One of his novels, Dry, is a story that reflects fiction onto reality in a terrifying way. The California drought was bad enough, but in Shusterman’s story, the problems that accompany the drought inflate into massive proportions. Everything seems to go wrong one problem at a time, and there is nothing anyone can do about it. The story goes to show what could have happened during the California drought. The characters go through severe changes as their situation goes from bleak to desperate, showing a realistic and chilling display of fictional characters feeling life-like to readers.

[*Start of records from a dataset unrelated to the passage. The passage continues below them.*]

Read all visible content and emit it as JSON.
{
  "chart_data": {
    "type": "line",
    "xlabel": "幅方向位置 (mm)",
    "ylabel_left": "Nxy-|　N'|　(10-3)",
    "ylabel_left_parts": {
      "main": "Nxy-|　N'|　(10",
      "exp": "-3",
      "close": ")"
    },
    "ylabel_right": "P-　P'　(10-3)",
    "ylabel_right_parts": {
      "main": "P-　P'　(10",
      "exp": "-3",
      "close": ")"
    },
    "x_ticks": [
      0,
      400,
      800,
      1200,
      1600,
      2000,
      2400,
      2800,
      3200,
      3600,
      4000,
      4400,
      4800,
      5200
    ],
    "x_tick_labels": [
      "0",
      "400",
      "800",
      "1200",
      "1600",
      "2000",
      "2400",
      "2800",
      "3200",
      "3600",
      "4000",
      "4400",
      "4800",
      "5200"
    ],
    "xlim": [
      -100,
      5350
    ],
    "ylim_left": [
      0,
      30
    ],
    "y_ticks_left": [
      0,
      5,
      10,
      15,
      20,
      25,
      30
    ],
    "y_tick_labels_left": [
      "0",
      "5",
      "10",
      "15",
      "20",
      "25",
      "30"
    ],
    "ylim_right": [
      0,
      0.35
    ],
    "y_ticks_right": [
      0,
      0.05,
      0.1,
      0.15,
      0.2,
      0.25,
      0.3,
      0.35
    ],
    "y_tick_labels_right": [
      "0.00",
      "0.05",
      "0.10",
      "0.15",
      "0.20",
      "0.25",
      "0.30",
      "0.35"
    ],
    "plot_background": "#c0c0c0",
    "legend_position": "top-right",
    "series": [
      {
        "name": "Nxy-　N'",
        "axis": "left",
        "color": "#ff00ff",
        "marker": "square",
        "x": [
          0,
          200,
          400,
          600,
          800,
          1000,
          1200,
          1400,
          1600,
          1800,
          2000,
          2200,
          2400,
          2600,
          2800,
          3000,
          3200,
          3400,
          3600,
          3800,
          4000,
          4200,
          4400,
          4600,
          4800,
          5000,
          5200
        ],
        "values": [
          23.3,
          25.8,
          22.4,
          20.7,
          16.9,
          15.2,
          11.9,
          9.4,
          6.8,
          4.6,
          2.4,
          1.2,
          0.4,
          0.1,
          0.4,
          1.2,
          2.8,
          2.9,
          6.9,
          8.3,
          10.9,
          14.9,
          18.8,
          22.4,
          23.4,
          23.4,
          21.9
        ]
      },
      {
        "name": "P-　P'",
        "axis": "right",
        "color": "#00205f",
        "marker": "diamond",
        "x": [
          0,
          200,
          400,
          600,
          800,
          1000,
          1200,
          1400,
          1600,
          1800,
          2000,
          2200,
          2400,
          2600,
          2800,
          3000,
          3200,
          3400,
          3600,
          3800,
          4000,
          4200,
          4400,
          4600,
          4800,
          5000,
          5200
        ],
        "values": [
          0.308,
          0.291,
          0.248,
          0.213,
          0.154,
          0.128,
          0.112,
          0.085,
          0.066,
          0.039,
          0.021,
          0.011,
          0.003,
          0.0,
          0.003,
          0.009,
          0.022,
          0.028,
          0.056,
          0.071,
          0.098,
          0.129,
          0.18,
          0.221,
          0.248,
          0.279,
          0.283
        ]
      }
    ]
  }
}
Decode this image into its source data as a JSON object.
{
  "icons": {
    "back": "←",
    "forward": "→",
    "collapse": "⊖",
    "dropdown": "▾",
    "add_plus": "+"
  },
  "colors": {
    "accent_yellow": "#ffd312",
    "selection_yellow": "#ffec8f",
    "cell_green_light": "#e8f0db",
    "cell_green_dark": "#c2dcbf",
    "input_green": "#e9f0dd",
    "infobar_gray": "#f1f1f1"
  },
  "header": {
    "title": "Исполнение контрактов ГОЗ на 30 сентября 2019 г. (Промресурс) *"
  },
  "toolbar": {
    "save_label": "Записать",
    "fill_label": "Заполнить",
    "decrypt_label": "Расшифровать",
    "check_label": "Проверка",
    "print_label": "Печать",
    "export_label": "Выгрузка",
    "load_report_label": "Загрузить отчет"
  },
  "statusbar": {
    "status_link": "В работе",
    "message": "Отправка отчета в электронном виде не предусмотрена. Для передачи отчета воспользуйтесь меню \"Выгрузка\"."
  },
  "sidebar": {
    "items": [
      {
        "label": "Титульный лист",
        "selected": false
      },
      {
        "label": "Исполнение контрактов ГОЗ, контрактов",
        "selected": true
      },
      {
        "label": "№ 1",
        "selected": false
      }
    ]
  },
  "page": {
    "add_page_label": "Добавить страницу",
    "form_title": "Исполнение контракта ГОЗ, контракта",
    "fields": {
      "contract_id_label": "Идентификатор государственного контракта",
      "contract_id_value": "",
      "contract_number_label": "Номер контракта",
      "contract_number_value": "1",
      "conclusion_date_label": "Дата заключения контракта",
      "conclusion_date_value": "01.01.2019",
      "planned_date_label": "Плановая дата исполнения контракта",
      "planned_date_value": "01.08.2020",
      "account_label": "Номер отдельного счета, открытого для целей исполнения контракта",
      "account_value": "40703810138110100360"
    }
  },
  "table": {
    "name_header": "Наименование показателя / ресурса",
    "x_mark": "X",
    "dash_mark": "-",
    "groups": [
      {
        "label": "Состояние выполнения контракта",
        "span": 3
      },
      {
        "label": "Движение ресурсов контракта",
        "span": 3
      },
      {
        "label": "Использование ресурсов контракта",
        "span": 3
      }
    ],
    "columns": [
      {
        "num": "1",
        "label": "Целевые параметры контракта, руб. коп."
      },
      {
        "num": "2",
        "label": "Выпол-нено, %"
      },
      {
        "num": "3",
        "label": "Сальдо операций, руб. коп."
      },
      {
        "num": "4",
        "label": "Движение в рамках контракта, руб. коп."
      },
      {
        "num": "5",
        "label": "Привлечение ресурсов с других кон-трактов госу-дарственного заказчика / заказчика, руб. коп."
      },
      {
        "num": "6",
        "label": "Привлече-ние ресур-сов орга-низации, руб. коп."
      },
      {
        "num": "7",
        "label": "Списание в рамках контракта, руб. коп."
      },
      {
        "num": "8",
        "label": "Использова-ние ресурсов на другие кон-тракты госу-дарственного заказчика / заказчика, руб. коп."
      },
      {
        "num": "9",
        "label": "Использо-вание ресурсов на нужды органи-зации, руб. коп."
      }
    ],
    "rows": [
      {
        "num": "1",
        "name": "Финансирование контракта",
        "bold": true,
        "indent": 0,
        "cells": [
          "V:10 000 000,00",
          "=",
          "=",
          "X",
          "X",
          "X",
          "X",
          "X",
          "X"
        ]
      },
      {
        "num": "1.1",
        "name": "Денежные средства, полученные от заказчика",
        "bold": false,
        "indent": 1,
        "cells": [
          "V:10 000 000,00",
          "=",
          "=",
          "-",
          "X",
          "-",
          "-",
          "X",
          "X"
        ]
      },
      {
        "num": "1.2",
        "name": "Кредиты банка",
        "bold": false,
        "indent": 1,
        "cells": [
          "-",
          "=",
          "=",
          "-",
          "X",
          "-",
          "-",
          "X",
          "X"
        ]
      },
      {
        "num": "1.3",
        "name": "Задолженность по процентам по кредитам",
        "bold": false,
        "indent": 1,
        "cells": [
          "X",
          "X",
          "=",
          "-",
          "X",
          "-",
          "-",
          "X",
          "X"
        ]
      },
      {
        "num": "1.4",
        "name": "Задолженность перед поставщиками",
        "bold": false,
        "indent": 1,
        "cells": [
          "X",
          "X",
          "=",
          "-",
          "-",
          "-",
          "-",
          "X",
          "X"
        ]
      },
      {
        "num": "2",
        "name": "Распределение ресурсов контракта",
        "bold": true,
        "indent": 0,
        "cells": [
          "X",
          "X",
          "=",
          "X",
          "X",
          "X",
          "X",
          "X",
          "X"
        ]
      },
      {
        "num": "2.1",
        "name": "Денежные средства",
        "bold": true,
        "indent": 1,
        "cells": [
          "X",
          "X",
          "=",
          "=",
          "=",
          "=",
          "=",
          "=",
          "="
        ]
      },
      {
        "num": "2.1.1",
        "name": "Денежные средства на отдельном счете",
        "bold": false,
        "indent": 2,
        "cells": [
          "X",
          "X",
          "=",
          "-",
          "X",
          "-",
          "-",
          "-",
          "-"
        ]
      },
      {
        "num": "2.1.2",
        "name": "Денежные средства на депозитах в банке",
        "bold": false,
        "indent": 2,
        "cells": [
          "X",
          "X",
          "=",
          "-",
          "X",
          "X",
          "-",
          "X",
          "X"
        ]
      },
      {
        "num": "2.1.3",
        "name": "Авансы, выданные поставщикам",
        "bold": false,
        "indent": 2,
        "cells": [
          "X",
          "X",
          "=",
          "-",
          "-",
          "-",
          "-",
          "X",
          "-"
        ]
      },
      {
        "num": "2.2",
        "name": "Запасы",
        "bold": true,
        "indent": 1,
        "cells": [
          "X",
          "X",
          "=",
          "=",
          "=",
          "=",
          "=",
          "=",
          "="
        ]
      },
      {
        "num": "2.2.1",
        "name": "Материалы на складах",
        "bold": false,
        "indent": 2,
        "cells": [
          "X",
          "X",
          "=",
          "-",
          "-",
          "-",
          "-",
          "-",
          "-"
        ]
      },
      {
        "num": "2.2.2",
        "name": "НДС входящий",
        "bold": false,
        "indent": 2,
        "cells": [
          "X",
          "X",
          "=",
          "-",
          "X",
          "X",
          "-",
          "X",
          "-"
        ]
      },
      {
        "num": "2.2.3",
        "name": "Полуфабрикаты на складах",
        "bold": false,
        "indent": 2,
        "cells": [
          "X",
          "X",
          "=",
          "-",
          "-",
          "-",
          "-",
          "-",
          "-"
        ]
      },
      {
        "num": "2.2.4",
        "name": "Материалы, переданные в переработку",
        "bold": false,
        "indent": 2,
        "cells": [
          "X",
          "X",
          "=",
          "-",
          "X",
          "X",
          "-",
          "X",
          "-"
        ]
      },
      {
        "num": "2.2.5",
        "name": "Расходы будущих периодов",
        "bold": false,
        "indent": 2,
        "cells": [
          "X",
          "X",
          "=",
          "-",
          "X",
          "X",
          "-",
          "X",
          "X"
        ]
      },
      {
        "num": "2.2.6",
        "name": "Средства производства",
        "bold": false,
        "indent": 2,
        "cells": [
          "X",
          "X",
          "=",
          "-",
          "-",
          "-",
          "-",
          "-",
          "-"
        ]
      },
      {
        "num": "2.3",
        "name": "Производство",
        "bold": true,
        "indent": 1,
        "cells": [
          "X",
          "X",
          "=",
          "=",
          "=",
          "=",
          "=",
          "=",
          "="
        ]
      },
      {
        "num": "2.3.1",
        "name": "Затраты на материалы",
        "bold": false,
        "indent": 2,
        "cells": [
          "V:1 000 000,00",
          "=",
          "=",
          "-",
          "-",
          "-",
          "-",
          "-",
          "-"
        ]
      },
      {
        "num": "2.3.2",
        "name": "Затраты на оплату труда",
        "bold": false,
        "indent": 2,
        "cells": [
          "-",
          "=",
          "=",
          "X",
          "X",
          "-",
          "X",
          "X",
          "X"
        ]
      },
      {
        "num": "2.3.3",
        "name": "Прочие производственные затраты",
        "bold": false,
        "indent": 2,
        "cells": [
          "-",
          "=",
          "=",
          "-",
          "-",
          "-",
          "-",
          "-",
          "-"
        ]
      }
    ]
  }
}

The story starts out in California, during a drought, or the Tap-Out, as many residents call it, which has actually been going on for a while. Life and people are going about normally, and everyone knows what to do and what not to do. When the tap runs dry, however, the mentally of the people degrades, and they become close to mob-like. Alyssa, our normal teenage protagonist, is faced with difficult decisions when her parents disappear, and she is left alone with her brother and a boy from her neighborhood in what is soon turning into a semi-apocalyptic town. 

This book gives a zombie-esque feel to it as humanity is portrayed in a way that makes them seem more savage than human, with the lingering feeling of being human still within. People become either predator or prey, and Shusterman portrays them perfectly to capture the complexity of the situation.